4. Blockchain Technology is Free
A technology that is capable of implementing algorithms and performing such heavy mathematical functions comes at a cost. As far as convenience is involved, that happens to be something that developers are still operating on. The biggest obstacle towards this aim remains the scalability of this technology. The changeless chips require to be developed as compact as feasible, as data effective as feasible without neglecting the security. Otherwise, nurturing a larger blockchain combination will be difficult.
5. Cryptocurrency and Blockchain is the Same Thing
This myth is probably because blockchain and bitcoin became popular in the same period. However, are they both the same? No, they are not. Bitcoin can be referred to as a currency that enables crypto transactions to take place. On the other hand, blockchain technology can be considered as the distributed ledger technology that allows the transactions to take place in real-time, and it is one of the various purposes. Let us understand it better by describing both in detail
Bitcoin happens to be a form of cryptocurrency or virtual token that does not exist anywhere in the form of notes. Rather, it is a digital currency of value that happens to be generated through mathematical algorithms and stored in the form of code in crypto wallets. Cryptocurrency transactions take place from wallet to wallet for the value to circulate. Blockchain technology, lately, happens to be the most popular distributed ledger technology that acts a record-keeping, hence book storing data.

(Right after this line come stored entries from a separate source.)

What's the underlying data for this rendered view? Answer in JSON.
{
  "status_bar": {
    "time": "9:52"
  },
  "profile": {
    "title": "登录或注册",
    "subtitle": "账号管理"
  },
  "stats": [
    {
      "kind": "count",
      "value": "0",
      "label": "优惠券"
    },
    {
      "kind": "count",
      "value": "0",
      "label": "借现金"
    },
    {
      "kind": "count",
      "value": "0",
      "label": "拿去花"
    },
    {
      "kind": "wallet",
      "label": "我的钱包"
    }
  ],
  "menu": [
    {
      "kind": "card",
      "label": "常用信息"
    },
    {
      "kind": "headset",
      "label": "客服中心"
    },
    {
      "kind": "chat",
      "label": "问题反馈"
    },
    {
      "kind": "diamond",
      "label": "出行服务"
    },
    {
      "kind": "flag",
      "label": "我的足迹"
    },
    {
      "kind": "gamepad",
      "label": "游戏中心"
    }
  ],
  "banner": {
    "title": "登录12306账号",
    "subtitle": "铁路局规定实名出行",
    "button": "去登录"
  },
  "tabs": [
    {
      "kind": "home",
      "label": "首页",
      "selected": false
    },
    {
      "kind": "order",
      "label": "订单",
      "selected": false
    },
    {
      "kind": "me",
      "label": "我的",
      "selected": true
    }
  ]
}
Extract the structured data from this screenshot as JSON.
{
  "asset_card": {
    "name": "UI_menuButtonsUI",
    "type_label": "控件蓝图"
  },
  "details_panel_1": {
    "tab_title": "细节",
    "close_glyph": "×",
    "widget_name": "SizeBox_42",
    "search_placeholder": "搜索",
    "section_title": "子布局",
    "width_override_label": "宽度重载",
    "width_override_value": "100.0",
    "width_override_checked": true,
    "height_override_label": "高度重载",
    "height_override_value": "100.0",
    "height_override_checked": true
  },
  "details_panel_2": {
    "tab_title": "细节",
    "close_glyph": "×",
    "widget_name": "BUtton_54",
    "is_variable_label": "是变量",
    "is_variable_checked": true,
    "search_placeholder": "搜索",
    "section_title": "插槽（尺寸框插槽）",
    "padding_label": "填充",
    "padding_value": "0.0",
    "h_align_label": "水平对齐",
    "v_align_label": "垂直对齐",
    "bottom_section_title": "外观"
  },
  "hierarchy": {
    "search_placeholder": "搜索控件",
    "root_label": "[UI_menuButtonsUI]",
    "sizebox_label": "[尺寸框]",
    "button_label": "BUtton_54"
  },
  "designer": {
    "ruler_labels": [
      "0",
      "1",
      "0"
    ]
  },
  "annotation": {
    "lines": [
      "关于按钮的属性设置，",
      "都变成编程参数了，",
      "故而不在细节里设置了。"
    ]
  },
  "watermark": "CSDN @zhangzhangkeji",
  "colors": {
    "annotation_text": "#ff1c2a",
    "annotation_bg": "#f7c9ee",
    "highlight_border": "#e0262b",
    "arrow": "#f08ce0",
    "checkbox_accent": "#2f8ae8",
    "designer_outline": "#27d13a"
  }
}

6. Blockchain Activities are Not Publicly Available
One of the popular misconceptions regarding blockchain technology signifies the illusion that it does not happen to be public. The preponderance of blockchain activity remains rather visible, as opposed to common belief. Moreover, there remain no hidden codes to blockchain technology and no dark secret connected with its actions.
7. Blockchain Technology is Only Utilized for Nefarious Purposes
This myth originates from a related opinion to the latest technology we have explained above. As many people do not happen to be familiar with the process of the technology of distributed ledger work, it remains easier to believe that it happens to be something suspicious. However, once you understand it, you recognize it is the reverse of that. Crypto on the blockchain, a digital platform with immutable records, happens to be far more visible than real cash. Blockchain technology has been adopted by governmental companies concerning their forensic investigation to track down illegal actions such as money laundering and drug exchange.
Also Read: Blockchain 2020: The Year in a Review
8. Blockchain Can Transform the World of Business Transactions
Blockchain technology usually tends to get positioned like a technology that is likely to transform how businesses manage and record transactions. Related to modern methods, it is more difficult to scale, is process-intensive, and requires more time to validate transactions. When it comes to security, it is beneficial if there exists a requirement for immutability and reliable verification of transaction records. Other than that, use cases happen to be limited.
As far as the mass adoption of cryptocurrency is concerned, it is necessary to debunk the myths that have been prevailing within the world of blockchain and cryptocurrency for a long time.